The final image will weigh <100 MB and contain only the binary.


2. Runtime: Only Non-Privileged Users

Why:
Running as root inside a container = if an attacker escapes the container, they gain root on the node.

Example in a Dockerfile:

RUN adduser -u 1001 --disabled-password appuser
USER appuser

Example in Kubernetes:

securityContext:
  runAsUser: 1001
  runAsNonRoot: true
  allowPrivilegeEscalation: false
  capabilities:
    drop: ["ALL"]

3. Policies: Pod Security Admission

Why:
PSA automatically blocks the launch of insecure pods (for example, those with root privileges).

Example:
Enable the baseline policy at the namespace level:

apiVersion: v1
kind: Namespace
metadata:
  name: secure-ns
  labels:
    pod-security.kubernetes.io/enforce: baseline
    pod-security.kubernetes.io/audit: baseline
    pod-security.kubernetes.io/warn: baseline

If a developer tries to run a Pod with privileged: true, Kubernetes simply won’t start it.
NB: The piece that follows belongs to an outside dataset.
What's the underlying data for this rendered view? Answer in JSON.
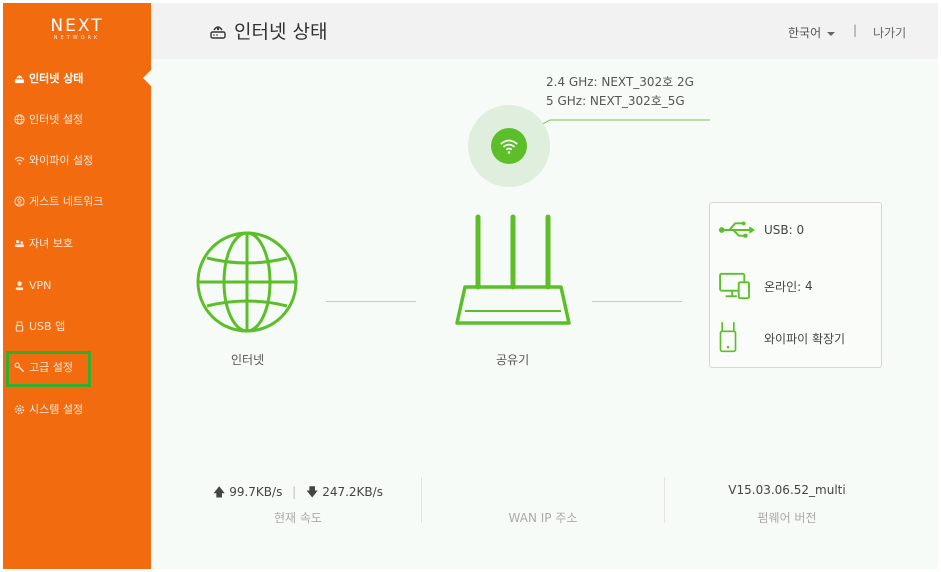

4. Scanning: Trivy in CI/CD

Why:
CI/CD should block the deployment of vulnerable images.

Example in GitLab CI:

stages:
  - build
  - security

build_image:
  stage: build
  script:
    - docker build -t $CI_REGISTRY_IMAGE:$CI_COMMIT_SHA .

scan_image:
  stage: security
  image: aquasec/trivy:latest
  script:
    - trivy image --exit-code 1 --severity HIGH,CRITICAL $CI_REGISTRY_IMAGE:$CI_COMMIT_SHA

If Trivy finds critical vulnerabilities, the pipeline will fail.


5. Network Policies: NetworkPolicy

Why:
By default, all pods in Kubernetes can talk to each other. This is a huge risk.

Example: the API can reach the DB, but not the other way around:

apiVersion: networking.k8s.io/v1
kind: NetworkPolicy
metadata:
  name: db-allow-api
  namespace: prod
spec:
  podSelector:
    matchLabels:
      app: postgres
  ingress:
    - from:
        - podSelector:
            matchLabels:
              app: api
  policyTypes:
    - Ingress

Now nothing except api will be able to connect to PostgreSQL.


Conclusion

If you implement these five steps:
✅ Minimal images
✅ Running without root
✅ Pod Security Admission
✅ Automated scanning
✅ NetworkPolicy

— you’ll close off 80% of typical container security mistakes.